Reiger Sheridan, Jardim Thiago Veiga, Abrahams-Gessel Shafika, Crowther Nigel J, Wade Alisha, Gomez-Olive F Xavier, Salomon Joshua, Tollman Stephen, Gaziano Thomas A
Department of Cardiovascular Medicine, Brigham & Women's Hospital, Boston, MA, United States of America.
Center for Health Decision Science, Harvard T.H. Chan School of Public Health, Boston, MA, United States of America.
PLoS One. 2017 Oct 27;12(10):e0187347. doi: 10.1371/journal.pone.0187347. eCollection 2017.
Dyslipidemia is a primary driver for chronic cardiovascular conditions and there is no comprehensive literature about its management in South Africa. The objective of this study was to assess the prevalence, awareness, treatment, and control of dyslipidemia in rural South Africa and how they are impacted by different behaviors and non-modifiable factors. To fulfill this objective we recruited for this cohort study adults aged ≥40 years residing in the Agincourt sub-district of Mpumalanga Province. Data collection included socioeconomic and clinical data, anthropometric measures, blood pressure (BP), HIV-status, point-of-care glucose and lipid levels. Framingham CVD Risk Score was ascribed to patients based upon categories for 10 year cardiovascular risk of low (<3%), moderate (≥3% and <15%), high (≥15% and <30%), and very high (≥30%).LDL cholesterol control by risk category was defined according to South African Guidelines. Multivariable logistic regression models were built to identify factors that were significantly associated with dyslipidemia and awareness of dyslipidemia From 5,059 respondents a total of 4247 subjects (83.9%) had their cholesterol levels measured and were included in our analysis.

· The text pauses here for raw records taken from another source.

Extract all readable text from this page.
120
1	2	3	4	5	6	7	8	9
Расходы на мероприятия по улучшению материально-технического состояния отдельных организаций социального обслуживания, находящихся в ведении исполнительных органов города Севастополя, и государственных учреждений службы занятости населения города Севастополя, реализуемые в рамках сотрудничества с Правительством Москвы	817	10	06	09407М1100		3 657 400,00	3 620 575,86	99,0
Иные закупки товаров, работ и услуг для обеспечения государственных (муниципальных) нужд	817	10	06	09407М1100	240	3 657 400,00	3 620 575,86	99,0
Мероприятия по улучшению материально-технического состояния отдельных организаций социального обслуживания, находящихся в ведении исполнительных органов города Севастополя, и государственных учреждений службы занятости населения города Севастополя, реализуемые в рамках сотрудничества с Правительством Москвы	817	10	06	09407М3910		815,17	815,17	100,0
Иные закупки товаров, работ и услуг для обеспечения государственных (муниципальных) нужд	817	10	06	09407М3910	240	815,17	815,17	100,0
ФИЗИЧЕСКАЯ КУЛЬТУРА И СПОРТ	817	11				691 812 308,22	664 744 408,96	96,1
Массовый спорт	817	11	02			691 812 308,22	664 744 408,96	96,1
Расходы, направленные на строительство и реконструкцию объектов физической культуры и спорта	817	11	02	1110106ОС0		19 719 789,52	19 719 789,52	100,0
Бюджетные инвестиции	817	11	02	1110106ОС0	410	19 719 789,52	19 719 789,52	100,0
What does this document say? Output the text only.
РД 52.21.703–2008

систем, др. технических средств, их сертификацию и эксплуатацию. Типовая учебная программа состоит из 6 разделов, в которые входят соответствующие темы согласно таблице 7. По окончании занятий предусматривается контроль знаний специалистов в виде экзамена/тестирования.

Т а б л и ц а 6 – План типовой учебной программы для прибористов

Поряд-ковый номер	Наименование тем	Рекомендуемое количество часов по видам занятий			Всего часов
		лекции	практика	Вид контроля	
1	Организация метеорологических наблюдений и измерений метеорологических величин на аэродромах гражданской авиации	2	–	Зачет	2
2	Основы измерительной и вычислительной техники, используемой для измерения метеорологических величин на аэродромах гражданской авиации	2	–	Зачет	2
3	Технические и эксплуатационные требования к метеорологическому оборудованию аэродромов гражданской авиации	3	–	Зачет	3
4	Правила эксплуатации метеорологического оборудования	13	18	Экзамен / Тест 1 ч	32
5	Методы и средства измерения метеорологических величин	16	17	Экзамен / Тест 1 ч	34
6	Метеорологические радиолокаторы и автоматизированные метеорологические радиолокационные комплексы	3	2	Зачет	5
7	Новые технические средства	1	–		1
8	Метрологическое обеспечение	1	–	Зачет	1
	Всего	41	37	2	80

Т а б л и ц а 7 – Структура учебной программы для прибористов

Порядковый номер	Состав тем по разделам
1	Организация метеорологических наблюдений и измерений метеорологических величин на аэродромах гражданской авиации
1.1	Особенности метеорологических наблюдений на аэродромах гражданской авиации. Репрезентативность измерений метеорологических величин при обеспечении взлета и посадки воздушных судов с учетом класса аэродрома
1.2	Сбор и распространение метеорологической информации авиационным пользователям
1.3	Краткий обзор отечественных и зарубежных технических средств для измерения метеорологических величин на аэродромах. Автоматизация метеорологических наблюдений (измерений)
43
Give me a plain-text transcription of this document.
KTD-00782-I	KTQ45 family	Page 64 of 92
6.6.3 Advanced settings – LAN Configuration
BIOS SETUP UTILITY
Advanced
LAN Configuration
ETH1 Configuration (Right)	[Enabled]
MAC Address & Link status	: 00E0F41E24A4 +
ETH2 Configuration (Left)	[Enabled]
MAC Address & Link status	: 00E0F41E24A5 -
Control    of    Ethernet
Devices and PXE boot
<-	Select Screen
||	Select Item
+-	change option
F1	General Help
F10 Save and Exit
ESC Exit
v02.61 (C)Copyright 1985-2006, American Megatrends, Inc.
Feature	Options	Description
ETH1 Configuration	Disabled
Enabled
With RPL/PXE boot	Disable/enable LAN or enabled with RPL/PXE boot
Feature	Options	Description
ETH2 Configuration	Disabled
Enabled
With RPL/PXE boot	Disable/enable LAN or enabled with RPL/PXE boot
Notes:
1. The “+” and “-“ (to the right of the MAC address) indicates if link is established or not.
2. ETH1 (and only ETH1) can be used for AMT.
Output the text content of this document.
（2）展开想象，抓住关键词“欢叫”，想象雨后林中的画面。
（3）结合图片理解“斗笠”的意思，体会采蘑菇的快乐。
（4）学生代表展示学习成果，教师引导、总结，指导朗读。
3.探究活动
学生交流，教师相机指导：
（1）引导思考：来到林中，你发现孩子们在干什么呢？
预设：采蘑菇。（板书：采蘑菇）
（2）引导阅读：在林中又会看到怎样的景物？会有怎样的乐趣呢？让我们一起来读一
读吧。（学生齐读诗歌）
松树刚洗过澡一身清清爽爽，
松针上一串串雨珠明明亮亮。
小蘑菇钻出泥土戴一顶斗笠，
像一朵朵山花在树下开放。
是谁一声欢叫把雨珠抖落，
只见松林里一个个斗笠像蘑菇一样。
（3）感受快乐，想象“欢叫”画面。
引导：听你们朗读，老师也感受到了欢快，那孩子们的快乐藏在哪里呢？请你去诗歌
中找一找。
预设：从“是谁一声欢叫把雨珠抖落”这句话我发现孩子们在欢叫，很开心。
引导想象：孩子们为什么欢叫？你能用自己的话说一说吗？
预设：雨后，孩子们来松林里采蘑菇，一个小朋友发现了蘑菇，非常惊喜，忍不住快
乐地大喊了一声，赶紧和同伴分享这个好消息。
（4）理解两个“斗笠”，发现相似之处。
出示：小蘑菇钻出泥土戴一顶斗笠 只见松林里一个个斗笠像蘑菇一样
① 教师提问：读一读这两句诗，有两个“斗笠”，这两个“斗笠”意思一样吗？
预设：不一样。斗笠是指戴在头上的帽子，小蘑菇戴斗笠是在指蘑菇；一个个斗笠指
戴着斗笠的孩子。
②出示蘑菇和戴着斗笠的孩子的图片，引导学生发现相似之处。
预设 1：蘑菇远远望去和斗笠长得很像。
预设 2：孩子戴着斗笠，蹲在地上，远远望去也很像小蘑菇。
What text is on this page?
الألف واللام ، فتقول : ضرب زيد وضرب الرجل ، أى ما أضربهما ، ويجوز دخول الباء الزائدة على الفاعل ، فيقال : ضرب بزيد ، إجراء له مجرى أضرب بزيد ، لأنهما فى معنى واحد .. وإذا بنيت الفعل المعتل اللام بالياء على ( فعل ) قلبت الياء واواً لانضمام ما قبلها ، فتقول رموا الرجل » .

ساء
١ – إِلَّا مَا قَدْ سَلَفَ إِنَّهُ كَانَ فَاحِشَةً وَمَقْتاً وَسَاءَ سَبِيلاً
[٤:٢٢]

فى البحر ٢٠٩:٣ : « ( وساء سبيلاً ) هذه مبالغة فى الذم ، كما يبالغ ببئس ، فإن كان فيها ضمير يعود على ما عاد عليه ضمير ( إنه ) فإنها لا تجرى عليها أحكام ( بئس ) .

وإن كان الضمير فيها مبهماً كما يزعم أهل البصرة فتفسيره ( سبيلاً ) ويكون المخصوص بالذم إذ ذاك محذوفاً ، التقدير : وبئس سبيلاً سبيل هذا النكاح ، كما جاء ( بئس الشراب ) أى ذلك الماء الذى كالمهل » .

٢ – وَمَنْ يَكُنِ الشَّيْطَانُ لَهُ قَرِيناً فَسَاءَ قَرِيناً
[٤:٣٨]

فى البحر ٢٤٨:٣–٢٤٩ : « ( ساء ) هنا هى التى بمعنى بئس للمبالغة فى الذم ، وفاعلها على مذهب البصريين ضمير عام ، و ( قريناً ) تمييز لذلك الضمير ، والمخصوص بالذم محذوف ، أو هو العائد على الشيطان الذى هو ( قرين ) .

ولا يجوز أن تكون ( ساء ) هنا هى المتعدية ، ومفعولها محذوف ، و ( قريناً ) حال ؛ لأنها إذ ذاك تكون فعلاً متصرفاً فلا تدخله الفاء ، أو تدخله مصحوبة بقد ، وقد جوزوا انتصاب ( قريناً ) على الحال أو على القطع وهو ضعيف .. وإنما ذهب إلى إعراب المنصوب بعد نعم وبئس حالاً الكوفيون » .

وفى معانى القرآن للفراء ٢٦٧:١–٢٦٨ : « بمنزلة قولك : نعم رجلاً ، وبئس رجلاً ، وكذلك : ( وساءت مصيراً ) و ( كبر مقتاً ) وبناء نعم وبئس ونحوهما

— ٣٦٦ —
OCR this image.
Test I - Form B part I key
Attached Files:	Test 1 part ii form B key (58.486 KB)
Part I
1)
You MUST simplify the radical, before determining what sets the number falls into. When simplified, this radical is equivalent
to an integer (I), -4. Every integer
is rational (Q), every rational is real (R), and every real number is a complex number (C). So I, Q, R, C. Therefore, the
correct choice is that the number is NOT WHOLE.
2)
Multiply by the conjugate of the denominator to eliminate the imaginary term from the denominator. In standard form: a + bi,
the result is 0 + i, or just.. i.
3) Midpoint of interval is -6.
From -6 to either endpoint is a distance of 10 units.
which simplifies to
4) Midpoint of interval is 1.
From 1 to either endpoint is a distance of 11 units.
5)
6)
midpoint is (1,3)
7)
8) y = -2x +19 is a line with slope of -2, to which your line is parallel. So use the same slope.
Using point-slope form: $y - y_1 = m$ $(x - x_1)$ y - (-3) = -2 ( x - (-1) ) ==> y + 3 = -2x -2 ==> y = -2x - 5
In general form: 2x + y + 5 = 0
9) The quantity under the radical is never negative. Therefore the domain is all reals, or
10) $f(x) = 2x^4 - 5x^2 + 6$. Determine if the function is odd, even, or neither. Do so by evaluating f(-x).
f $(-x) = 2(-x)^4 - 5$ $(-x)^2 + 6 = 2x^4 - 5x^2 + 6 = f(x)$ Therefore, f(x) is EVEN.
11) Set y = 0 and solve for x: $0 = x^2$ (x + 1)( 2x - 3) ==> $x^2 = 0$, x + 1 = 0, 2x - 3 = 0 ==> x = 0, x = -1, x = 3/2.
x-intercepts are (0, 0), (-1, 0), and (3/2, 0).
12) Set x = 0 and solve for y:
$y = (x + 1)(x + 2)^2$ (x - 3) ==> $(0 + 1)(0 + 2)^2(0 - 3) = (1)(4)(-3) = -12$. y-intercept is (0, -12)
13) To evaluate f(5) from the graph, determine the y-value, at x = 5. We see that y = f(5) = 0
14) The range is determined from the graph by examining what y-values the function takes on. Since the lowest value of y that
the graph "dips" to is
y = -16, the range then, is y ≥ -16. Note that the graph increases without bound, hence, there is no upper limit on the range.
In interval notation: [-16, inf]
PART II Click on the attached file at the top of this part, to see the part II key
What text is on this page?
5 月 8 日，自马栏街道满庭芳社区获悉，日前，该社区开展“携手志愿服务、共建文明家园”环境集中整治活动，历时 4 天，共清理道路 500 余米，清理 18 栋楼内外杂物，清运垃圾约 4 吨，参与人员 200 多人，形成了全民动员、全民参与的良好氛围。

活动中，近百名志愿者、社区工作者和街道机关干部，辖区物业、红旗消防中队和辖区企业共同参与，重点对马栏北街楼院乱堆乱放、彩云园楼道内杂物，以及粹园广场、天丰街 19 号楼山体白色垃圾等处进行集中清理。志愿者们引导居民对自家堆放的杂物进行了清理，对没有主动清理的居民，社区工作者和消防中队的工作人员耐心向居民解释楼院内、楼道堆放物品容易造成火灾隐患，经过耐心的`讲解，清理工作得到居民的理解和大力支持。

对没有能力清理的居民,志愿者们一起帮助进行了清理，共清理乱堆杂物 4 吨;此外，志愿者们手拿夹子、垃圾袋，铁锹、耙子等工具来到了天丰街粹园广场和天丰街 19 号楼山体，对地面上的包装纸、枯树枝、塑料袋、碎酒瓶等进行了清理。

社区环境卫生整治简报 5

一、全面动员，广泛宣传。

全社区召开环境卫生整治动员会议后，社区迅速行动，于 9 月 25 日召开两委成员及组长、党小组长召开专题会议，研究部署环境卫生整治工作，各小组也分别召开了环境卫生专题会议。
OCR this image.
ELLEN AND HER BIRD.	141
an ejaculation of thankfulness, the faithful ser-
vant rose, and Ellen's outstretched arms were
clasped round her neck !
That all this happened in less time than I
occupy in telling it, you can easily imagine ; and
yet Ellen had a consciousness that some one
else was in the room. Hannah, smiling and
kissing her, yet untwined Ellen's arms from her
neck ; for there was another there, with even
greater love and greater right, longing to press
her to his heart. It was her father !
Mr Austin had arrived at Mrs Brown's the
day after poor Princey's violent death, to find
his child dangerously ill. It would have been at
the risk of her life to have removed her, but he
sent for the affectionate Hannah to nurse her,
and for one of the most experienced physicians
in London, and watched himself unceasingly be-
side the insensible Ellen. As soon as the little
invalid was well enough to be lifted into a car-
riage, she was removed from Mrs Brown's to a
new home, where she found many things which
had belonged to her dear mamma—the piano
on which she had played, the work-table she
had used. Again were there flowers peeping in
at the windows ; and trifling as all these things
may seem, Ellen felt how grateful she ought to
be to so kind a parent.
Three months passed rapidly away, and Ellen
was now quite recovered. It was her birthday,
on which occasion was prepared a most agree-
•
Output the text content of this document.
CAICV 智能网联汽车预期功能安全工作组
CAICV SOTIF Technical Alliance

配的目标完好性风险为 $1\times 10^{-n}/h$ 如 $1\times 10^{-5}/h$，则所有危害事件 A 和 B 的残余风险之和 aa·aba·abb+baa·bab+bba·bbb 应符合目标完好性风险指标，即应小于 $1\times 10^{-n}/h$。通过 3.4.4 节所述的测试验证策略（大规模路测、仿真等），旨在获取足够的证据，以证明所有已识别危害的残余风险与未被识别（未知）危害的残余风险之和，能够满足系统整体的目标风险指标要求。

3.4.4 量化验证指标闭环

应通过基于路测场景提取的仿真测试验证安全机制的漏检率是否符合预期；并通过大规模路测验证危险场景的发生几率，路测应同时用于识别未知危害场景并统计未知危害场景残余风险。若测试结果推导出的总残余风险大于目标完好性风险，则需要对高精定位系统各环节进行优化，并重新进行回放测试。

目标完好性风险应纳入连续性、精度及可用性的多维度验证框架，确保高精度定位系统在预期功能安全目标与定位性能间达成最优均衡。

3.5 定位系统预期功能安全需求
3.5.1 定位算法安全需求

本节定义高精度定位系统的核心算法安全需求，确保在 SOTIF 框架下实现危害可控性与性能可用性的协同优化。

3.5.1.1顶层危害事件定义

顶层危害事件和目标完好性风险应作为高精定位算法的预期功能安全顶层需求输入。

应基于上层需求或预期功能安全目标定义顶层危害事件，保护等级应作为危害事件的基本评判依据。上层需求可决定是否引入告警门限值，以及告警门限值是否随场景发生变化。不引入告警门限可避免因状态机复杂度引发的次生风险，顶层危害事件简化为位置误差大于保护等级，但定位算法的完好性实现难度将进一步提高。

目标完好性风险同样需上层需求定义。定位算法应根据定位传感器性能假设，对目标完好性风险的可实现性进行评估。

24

Overall, 67.3% (2860) of these met criteria for dyslipidemia, only 30 (1.05%) were aware of their condition, and only 21 subjects (0.73%) were on treatment. The majority have abnormalities in triglycerides (59.3%). As cardiovascular risk increased the rates of lipid control according to LDL level dropped. Multivariate logistic regression analyses showed that being overweight was predictive of dyslipidemia (OR 1.76; 95%CI 1.51-2.05, p<0.001) and dyslipidemia awareness (OR 2.58; 95%CI 1.19-5.58; p = 0.017). In conclusion, the very low awareness and treatment of dyslipidemia in this cohort indicate a greater need for systematic screening and education within the population and demonstrate that there are multiple opportunities to allay this burden.
血脂异常是慢性心血管疾病的主要驱动因素,而在南非,关于其管理尚无全面的文献。本研究的目的是评估南非农村地区血脂异常的患病率、知晓率、治疗率和控制率,以及它们如何受到不同行为和不可改变因素的影响。为实现这一目标,我们为这项队列研究招募了居住在姆普马兰加省阿金库尔分区的40岁及以上成年人。数据收集包括社会经济和临床数据、人体测量指标、血压(BP)、艾滋病毒感染状况、即时血糖和血脂水平。根据10年心血管疾病低风险(<3%)、中风险(≥3%且<15%)、高风险(≥15%且<30%)和极高风险(≥30%)类别,为患者计算弗雷明汉心血管疾病风险评分。根据南非指南定义按风险类别划分的低密度脂蛋白胆固醇控制情况。建立多变量逻辑回归模型,以确定与血脂异常和血脂异常知晓率显著相关的因素。在5059名受访者中,共有4247名受试者(83.9%)进行了胆固醇水平测量并纳入我们的分析。总体而言,其中67.3%(2860名)符合血脂异常标准,只有30名(1.05%)知晓自己的病情,只有21名受试者(0.73%)正在接受治疗。大多数人甘油三酯异常(59.3%)。随着心血管疾病风险增加——根据低密度脂蛋白水平划分的血脂控制率下降。多变量逻辑回归分析表明,超重可预测血脂异常(比值比1.76;95%置信区间1.51 - 2.05,p<0.001)和血脂异常知晓率(比值比2.58;95%置信区间1.19 - 5.58;p = 0.017)。总之,该队列中血脂异常的知晓率和治疗率极低,表明在人群中更需要进行系统筛查和教育,并表明有多种减轻这一负担的机会。